Провожал Янка Купала с Владиславой Францевной любимого ими, дорогого для них Бронислава Игнатьевича Эпимах-Шипилло действительно через двадцать четыре часа. Старый профессор показался им вдруг лет на сто старше того, который навещал их дом под тополем в течение всех последних пяти лет. Старенький-старенький, он едва поднялся на подножку вагона, неуклюже просунулся из тамбура в вагон, но возле окна не остановился. Купала с Владкой, грустные, махали пустому окну вагона, в котором уезжал невиновный профессор.
Все лето и всю ту осень 1930 года домой Янка Купала возвращался поздно. Поздно возвращался и не оставался в гостиной, а зашивался, как говорила Владислава Францевна, в спальню. Все молчал. Это было время молчаливой замкнутости Купалы. И Владислава Францевна не обижалась на мужа, понимая это, принимала как должное,- чувствовала, что так мужу легче. Розы в саду не радовали, морская галька в кабинете перестала шуметь морем. Но роз нет без шипов — кто в мире этого не знает? Потому и шины воспринимались как должное, думалось: «Временно! Все изменится к лучшему!» Однако же чувство вины не отступало — вины отца перед орлятами. Он же их сам породил. Породил, чтобы на головы их свалились такие испытания?! Значит, не от него ли их начало? Не его ли в первую очередь вина, что они страдают, его сыновья п дочери, его белые соколы и орлята? Об этом теперь часто думал Купала, это были муки совести виновного и невиновного Купалы, ведь он, безусловно, понимал, что, не спой песню Молодой Беларуси он, ее пропел бы любой подобный ему Иван, Ян, Ясь, который не мог не родиться в народе, если этот народ был, появился на белом свете, есть. Но Молодую Беларусь вульгаризаторы выдают за враждебную Советской власти Беларусь, сынов Молодой Беларуси, его, Купалы, сынов, объявляют нацдемовским отродьем, контрреволюцией.
Советская власть, она самая наилучшая в мире, однако вон сколько слизняков оказалось ниже ее, не доросшими до нее: ужами под нею. «Вверх взлетает Сокол, жмется уж к земле». Ужам не суждено летать и при Советской власти! Но они хотят быть Соколами. Ужи хотят быть Соколами. В конце концов, уж хороший, уж не кусается, не жалит. Жалит змея. Кобра...
Но, возможно, эти шальные головы молодых что-нибудь и набедокурили? Могли же что-нибудь выкинуть, чего он и не знал, — шевелится в мыслях змея подозрительности, жалит сердце. «Нет! — отмахивается Купала, — я же их знал, знаю как себя. Но все же...»
Когда начинаются сомнения — это страшно... А может, и я в действительности не я: со стороны, как говорят, всегда лучше видно. Но на своей стороне Купала видит Луначарского, Карского, Червякова, Коласа, Замотина. Неужели все они ошибались в том, кто он, Янка Купала, и только один Бэнде не ошибается?!
Купала курит. Курит день и ночь. В папиросном дыму словно в тумане. Папиросы покупает большими пачками: по сто штук в пачке. Курит папиросу за папиросой, коробки остаются в кабинете на рабочем столе пустыми десятками.
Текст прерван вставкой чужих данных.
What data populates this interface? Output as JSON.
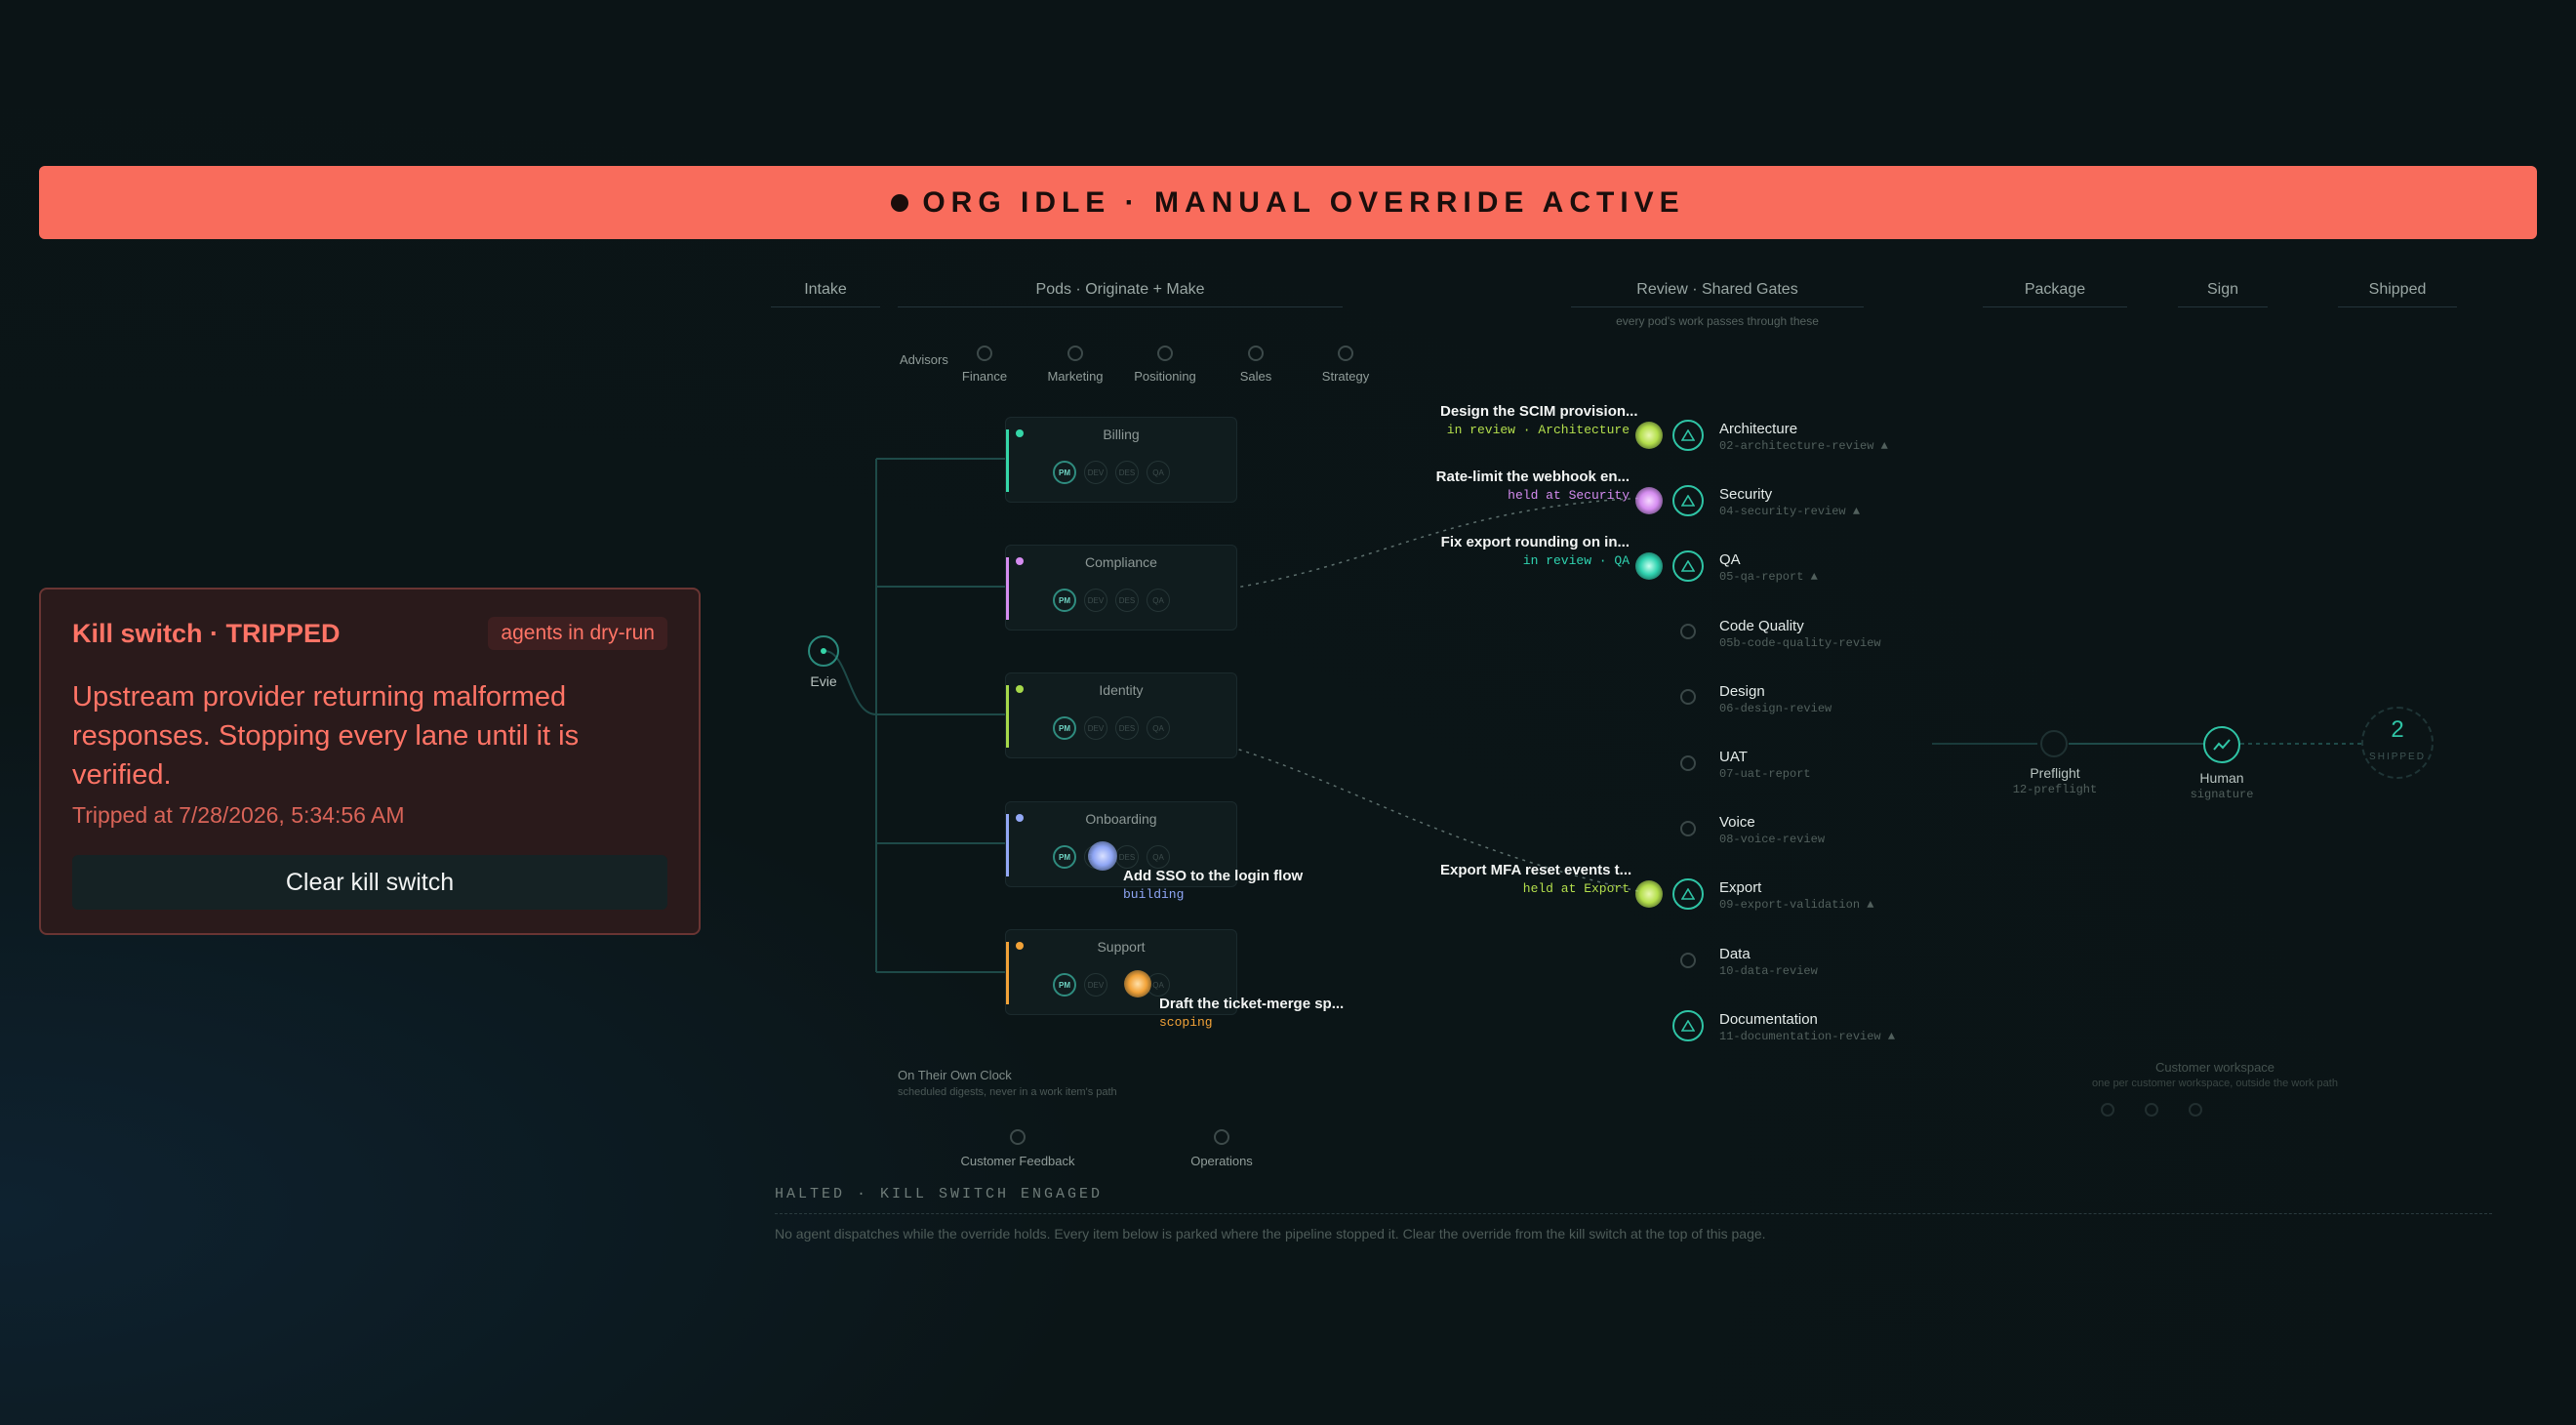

Лежат коробки: силуэты черного всадника в кавказской бурке на черном коне. Всадник-джигит будто кого-то все догоняет и догоняет, и догнать не может — скачет этот джигит по столу поэта, а цокота подков не слышно. Выбрасывает из кабинета коробки с черным профилем всадника Зоська, а Купала ее совсем не ругает за это, как раньше: «Сонька Золотая Ручка, ты опять «казбечину» выкинула?! У меня же там строчки записаны были! Ворона!..» Ни «вороны», ни «золотой ручки»! Один дым!..
...Был поздний вечер поздней осени. Темно. Почти Филипповка. Тополь стоял без единого листика, мокрый, продрогший. Тополь ничего не предчувствовал, ничего не ведал. «Мой верный страж», — называл тополь Купала, и этот страж гнулся, не ломаясь, под злыми порывами навязчивого ветра. Ни месяца, ни звезд над ним. ...Купала снова в госпитале. Возле его постели одна Владка. 14 декабря 1930 года в больнице он прочитает в газете «Звязда» «Открытое письмо Я. Купалы».
Для Купалы всегда живой саднящей памятью было все то, что он пережил в «Нашей ниве» в 1908 году, — и горница Лапкевичей, державших его в качестве работника, и Лаздину Пеледа, и его бегство из Вильно в Бенин — первый крах его юношеского романтизма, его невыразимое отчаяние от того, что паруса его романтических мечтаний порвал в клочья прагматизм владельцев «Нашей нивы». А в открытом письме обо всем этом говорилось так, что Купала не верил своим глазам.